The main ingredient in the skin-lightening injections is glutathione, a substance found in every cell in our bodies. It acts as an antioxidant and helps to prevent cellular damage and neutralize free radicals. It also helps to prevent the activation of tyrosinase (the enzyme that helps produce more melanin) by reducing free radicals that can activate it and cause an increase in melanin production. The U.S. Department of Justice filed a complaint for permanent injunction on the FDA’s behalf, citing Flawless Beauty for selling unapproved and mislabeled drugs (including products without FDA approval that were labeled FDA approved) that pose serious health risks, in particular the skin-whitening injectables that contain glutathione.
The risks associated with Flawless Beauty’s products are infection, toxic systemic reactions and damage to nerves or blood vessels. In addition to the products that contain the skin lightening agents, the company also sold various products that contained human placenta, another ingredient that is said to pose serious risks. Donald D. Ashley, J.D. the director of the FDA’s Office of Compliance said, “Despite repeated warnings, Flawless Beauty continued to put patients at risk by selling potentially dangerous and unproven treatments to consumers. We urge consumers to beware of these and other unproven drug products that use deceptive marketing tactics to sell their unsafe products.”

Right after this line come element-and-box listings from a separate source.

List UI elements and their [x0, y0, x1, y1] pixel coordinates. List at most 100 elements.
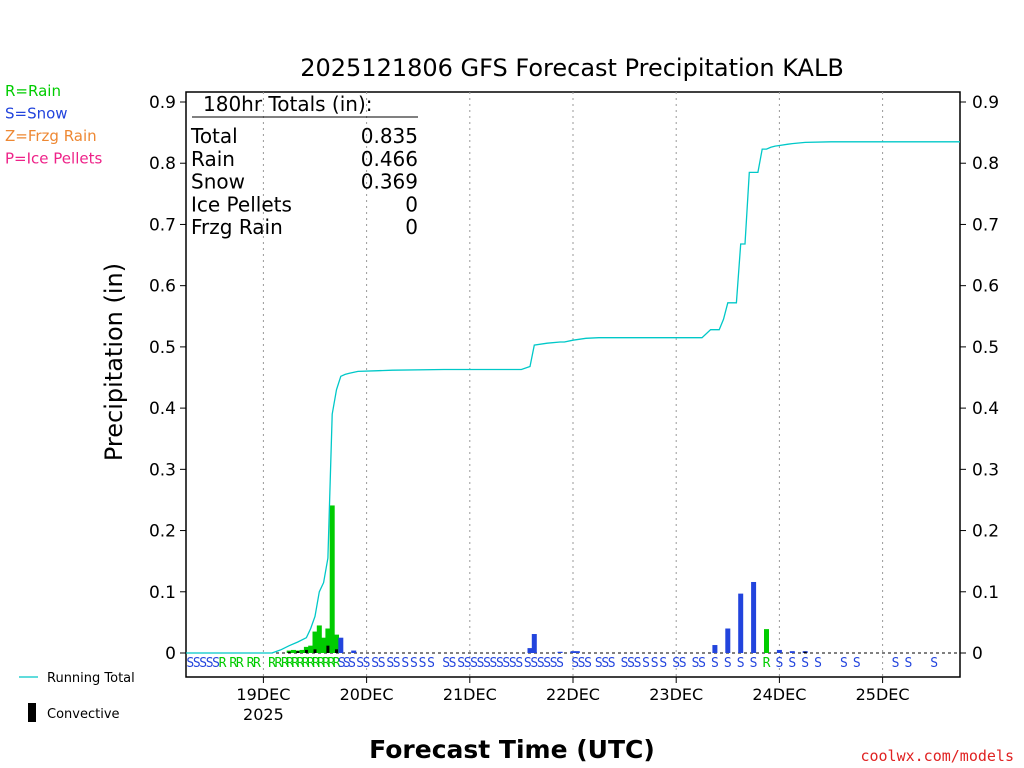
- precip-type-code: S: [537, 656, 545, 671]
- precip-type-code: S: [427, 656, 435, 671]
- precip-type-code: S: [608, 656, 616, 671]
- precip-type-code: S: [853, 656, 861, 671]
- precip-type-code: R: [302, 656, 310, 671]
- convective-bar: [287, 651, 291, 653]
- x-tick-sublabel: 2025: [243, 705, 284, 724]
- precip-type-code: S: [621, 656, 629, 671]
- y-tick-label-right: 0: [972, 644, 983, 664]
- convective-bar: [304, 649, 308, 653]
- precip-bar-rain: [321, 637, 327, 653]
- precip-bar-rain: [334, 634, 339, 653]
- y-tick-label: 0.8: [149, 154, 176, 174]
- x-tick-label: 20DEC: [340, 685, 394, 704]
- precip-type-code: S: [634, 656, 642, 671]
- totals-row-label: Total: [190, 124, 238, 148]
- y-tick-label-right: 0.7: [972, 215, 999, 235]
- legend-entry: R=Rain: [5, 82, 61, 100]
- precip-type-code: R: [286, 656, 294, 671]
- legend-convective: Convective: [47, 707, 120, 722]
- precip-type-code: R: [275, 656, 283, 671]
- precip-type-code: S: [524, 656, 532, 671]
- running-total-series: [186, 141, 960, 654]
- precip-type-code: R: [312, 656, 320, 671]
- precip-type-code: R: [317, 656, 325, 671]
- convective-bars: [287, 645, 807, 653]
- precip-type-code: S: [550, 656, 558, 671]
- precip-type-code: S: [477, 656, 485, 671]
- y-tick-label: 0.4: [149, 399, 176, 419]
- precip-bar-snow: [527, 648, 533, 653]
- precip-type-code: S: [556, 656, 564, 671]
- precip-type-code: S: [419, 656, 427, 671]
- precip-bars: [286, 505, 808, 653]
- precip-type-code: S: [711, 656, 719, 671]
- precip-type-code: S: [651, 656, 659, 671]
- precip-type-code: S: [595, 656, 603, 671]
- precip-type-code: S: [496, 656, 504, 671]
- convective-bar: [313, 649, 317, 653]
- precip-type-code: R: [296, 656, 304, 671]
- precip-type-code: S: [186, 656, 194, 671]
- y-tick-label-right: 0.3: [972, 460, 999, 480]
- precip-type-code: S: [356, 656, 364, 671]
- precip-type-code: R: [763, 656, 771, 671]
- precip-type-code: R: [333, 656, 341, 671]
- totals-row-label: Frzg Rain: [191, 215, 283, 239]
- precip-type-code: S: [698, 656, 706, 671]
- precip-type-code: S: [212, 656, 220, 671]
- precip-type-code: S: [464, 656, 472, 671]
- x-tick-label: 24DEC: [752, 685, 806, 704]
- precip-type-code: R: [327, 656, 335, 671]
- y-tick-label-right: 0.2: [972, 522, 999, 542]
- precip-type-code: S: [442, 656, 450, 671]
- precip-type-code: S: [343, 656, 351, 671]
- y-tick-label-right: 0.6: [972, 277, 999, 297]
- precip-type-code: S: [449, 656, 457, 671]
- totals-row-value: 0.466: [361, 147, 418, 171]
- precip-bar-rain: [329, 505, 335, 653]
- y-axis-left: 0 0.1 0.2 0.3 0.4 0.5 0.6 0.7 0.8 0.9: [149, 93, 186, 664]
- x-axis-label: Forecast Time (UTC): [369, 735, 655, 764]
- legend-entry: S=Snow: [5, 105, 68, 123]
- convective-bar: [803, 651, 807, 653]
- precip-type-code: R: [322, 656, 330, 671]
- precip-type-code: S: [199, 656, 207, 671]
- totals-row-value: 0.835: [361, 124, 418, 148]
- precip-type-code: S: [578, 656, 586, 671]
- precip-bar-snow: [751, 581, 757, 653]
- precip-type-code: S: [627, 656, 635, 671]
- x-tick-label: 22DEC: [546, 685, 600, 704]
- totals-row-label: Snow: [191, 170, 245, 194]
- y-tick-label-right: 0.9: [972, 93, 999, 113]
- precip-bar-snow: [712, 645, 718, 653]
- precip-bar-rain: [316, 625, 322, 653]
- precip-type-code: S: [371, 656, 379, 671]
- convective-swatch: [28, 703, 36, 722]
- y-tick-label: 0.5: [149, 338, 176, 358]
- precip-type-code: S: [543, 656, 551, 671]
- legend-running-total: Running Total: [47, 671, 135, 686]
- y-tick-label: 0: [165, 644, 176, 664]
- totals-box: 180hr Totals (in): Total 0.835 Rain 0.466 Sn…: [190, 92, 418, 239]
- y-tick-label: 0.9: [149, 93, 176, 113]
- totals-row-value: 0: [405, 215, 418, 239]
- precip-type-code: S: [386, 656, 394, 671]
- y-tick-label: 0.1: [149, 583, 176, 603]
- precip-type-code: S: [788, 656, 796, 671]
- series-legend: Running Total Convective: [19, 671, 135, 722]
- precip-bar-rain: [312, 631, 318, 653]
- precip-type-code: S: [378, 656, 386, 671]
- precip-type-code: S: [457, 656, 465, 671]
- precip-type-code: S: [724, 656, 732, 671]
- y-tick-label: 0.3: [149, 460, 176, 480]
- precip-bar-snow: [570, 651, 576, 653]
- totals-row-value: 0: [405, 192, 418, 216]
- y-axis-label: Precipitation (in): [100, 263, 128, 461]
- y-tick-label-right: 0.5: [972, 338, 999, 358]
- precip-type-code: S: [393, 656, 401, 671]
- precip-type-code: S: [642, 656, 650, 671]
- precip-type-code: R: [229, 656, 237, 671]
- precip-bar-rain: [325, 628, 331, 653]
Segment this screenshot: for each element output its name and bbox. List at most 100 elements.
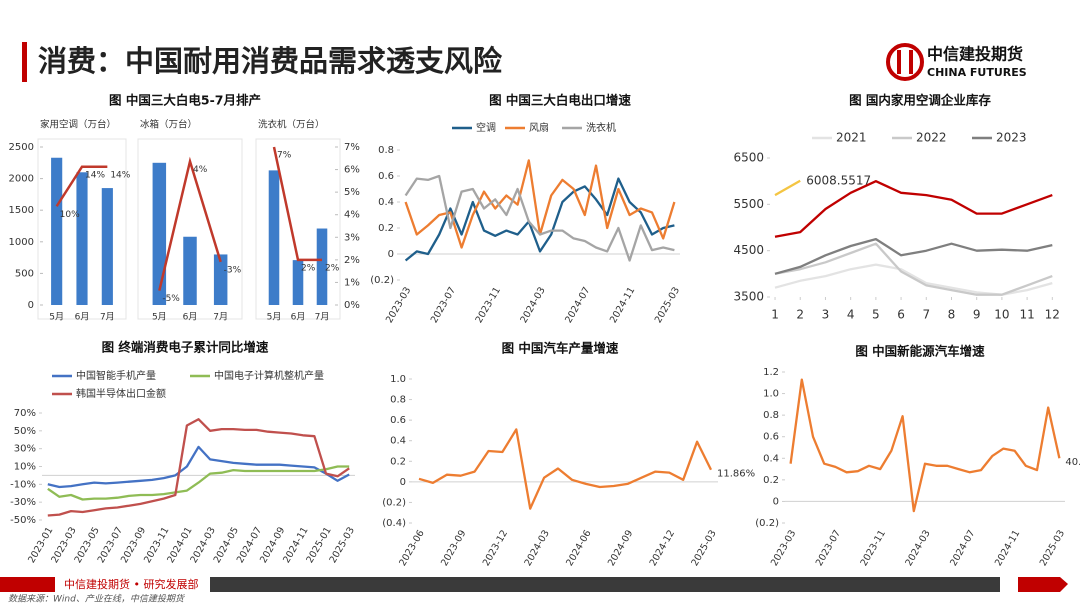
x-tick-label: 9 (973, 308, 981, 322)
y-tick-label: 6500 (733, 151, 764, 165)
logo-en: CHINA FUTURES (927, 66, 1027, 79)
panel-label: 冰箱（万台） (140, 119, 197, 131)
footer-arrow (1018, 577, 1068, 592)
x-tick-label: 2024-03 (903, 528, 932, 568)
legend-label: 空调 (476, 121, 496, 134)
y-tick-label: 0.4 (390, 436, 406, 447)
line (404, 177, 675, 262)
legend-label: 韩国半导体出口金额 (76, 387, 166, 400)
y-tick-label: 3500 (733, 290, 764, 304)
x-tick-label: 7月 (213, 312, 228, 323)
y-tick-label: 2000 (9, 174, 34, 185)
legend-label: 2021 (836, 131, 867, 145)
y-tick-label: (0.2) (382, 497, 406, 508)
x-tick-label: 1 (771, 308, 779, 322)
y2-tick-label: 0% (344, 300, 360, 311)
panel-label: 洗衣机（万台） (258, 119, 325, 131)
x-tick-label: 5月 (49, 312, 64, 323)
legend-label: 2023 (996, 131, 1027, 145)
y-tick-label: 0.2 (763, 475, 779, 486)
x-tick-label: 2024-07 (948, 528, 977, 568)
y-tick-label: 0.2 (390, 456, 406, 467)
data-label: -5% (162, 294, 180, 304)
bar (152, 162, 167, 305)
y-tick-label: (0.4) (382, 518, 406, 529)
legend-label: 洗衣机 (586, 121, 616, 134)
y-tick-label: 0.8 (390, 395, 406, 406)
bar (51, 157, 63, 305)
x-tick-label: 2024-03 (518, 285, 547, 325)
y-tick-label: 0 (28, 300, 34, 311)
line (47, 465, 350, 501)
bar (316, 228, 328, 305)
y-tick-label: 1500 (9, 205, 34, 216)
line (774, 180, 1053, 238)
y-tick-label: 70% (14, 408, 36, 419)
line (47, 418, 350, 517)
bar (268, 170, 280, 305)
y-tick-label: 0.4 (763, 453, 779, 464)
x-tick-label: 2023-06 (397, 528, 426, 568)
x-tick-label: 7 (922, 308, 930, 322)
line (47, 445, 350, 489)
y-tick-label: 0.4 (378, 197, 394, 208)
x-tick-label: 2023-09 (439, 528, 468, 568)
y2-tick-label: 1% (344, 277, 360, 288)
x-tick-label: 5月 (267, 312, 282, 323)
x-tick-label: 2024-03 (523, 528, 552, 568)
chart-title: 图 中国三大白电出口增速 (489, 93, 631, 108)
x-tick-label: 2024-11 (993, 528, 1022, 568)
x-tick-label: 2023-12 (481, 528, 510, 568)
y2-tick-label: 6% (344, 165, 360, 176)
x-tick-label: 6月 (75, 312, 90, 323)
chart-title: 图 中国新能源汽车增速 (855, 344, 985, 359)
y-tick-label: 1.0 (390, 374, 406, 385)
y2-tick-label: 7% (344, 142, 360, 153)
y2-tick-label: 5% (344, 187, 360, 198)
y-tick-label: 50% (14, 426, 36, 437)
y-tick-label: 0.2 (378, 223, 394, 234)
panel-frame (37, 138, 127, 320)
x-tick-label: 3 (822, 308, 830, 322)
x-tick-label: 2024-06 (564, 528, 593, 568)
x-tick-label: 2023-07 (814, 528, 843, 568)
bar (292, 260, 304, 305)
x-tick-label: 4 (847, 308, 855, 322)
y-tick-label: -30% (10, 497, 36, 508)
data-label: 6008.5517 (806, 173, 871, 187)
x-tick-label: 2023-03 (384, 285, 413, 325)
y-tick-label: 1.0 (763, 389, 779, 400)
data-label: 10% (60, 210, 80, 220)
y-tick-label: 0.8 (763, 410, 779, 421)
line (774, 237, 1053, 275)
y-tick-label: 0 (388, 249, 394, 260)
panel-label: 家用空调（万台） (40, 119, 116, 131)
y-tick-label: 1.2 (763, 367, 779, 378)
line (789, 378, 1061, 513)
x-tick-label: 2024-07 (563, 285, 592, 325)
y-tick-label: 2500 (9, 142, 34, 153)
y-tick-label: 500 (15, 268, 34, 279)
bar (213, 254, 228, 305)
y-tick-label: 0.6 (390, 415, 406, 426)
y-tick-label: 0.8 (378, 145, 394, 156)
x-tick-label: 11 (1019, 308, 1034, 322)
x-tick-label: 6月 (183, 312, 198, 323)
legend-label: 2022 (916, 131, 947, 145)
y-tick-label: 0.6 (378, 171, 394, 182)
data-label: 40.09% (1065, 457, 1080, 468)
legend-label: 中国智能手机产量 (76, 369, 156, 382)
line (404, 174, 675, 262)
logo-icon (886, 43, 924, 81)
line (774, 179, 801, 197)
chart-title: 图 中国三大白电5-7月排产 (109, 93, 261, 108)
x-tick-label: 2025-03 (653, 285, 682, 325)
y-tick-label: (0.2) (755, 518, 779, 529)
line (272, 146, 322, 262)
data-label: 11.86% (717, 469, 755, 480)
x-tick-label: 2025-03 (1038, 528, 1067, 568)
x-tick-label: 7月 (100, 312, 115, 323)
x-tick-label: 2023-07 (429, 285, 458, 325)
x-tick-label: 5月 (152, 312, 167, 323)
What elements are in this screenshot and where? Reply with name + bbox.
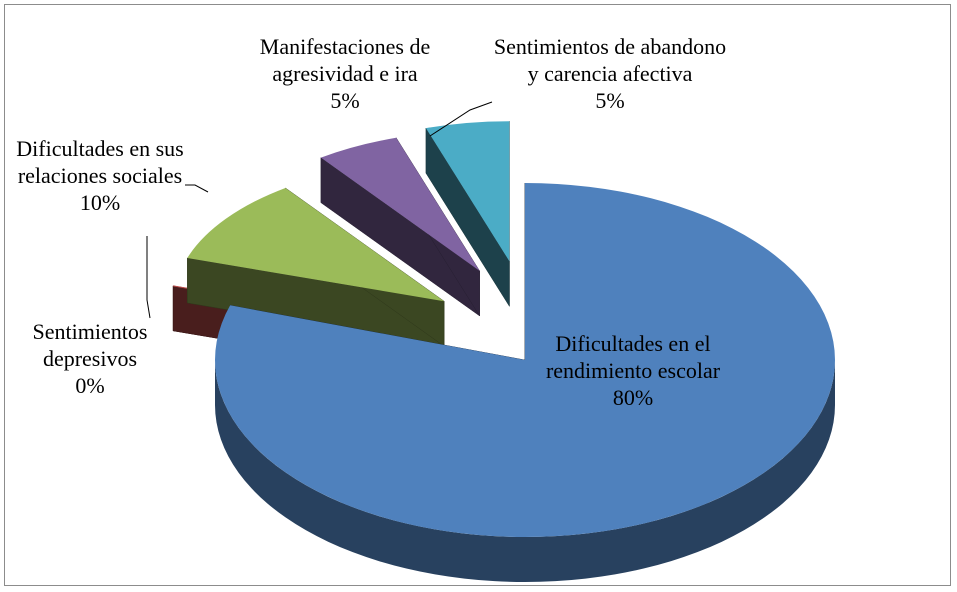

The order prohibits Flawless Beauty and its owners from importing, manufacturing or distributing any products until they comply with federal regulations. The company now has to recall all ampules, vials and injectable products sold as part of their skin whitening kits under its various brand names (like Rlumin, Tatiomax, Laennec, Saluta, Tationil, Laroscorbine and more). As of now, the FDA has not approved the use of injectable skin lightening or whitening and continues to crack down on unapproved and deceptively labeled drugs that are currently on the market that mislead consumers into thinking otherwise.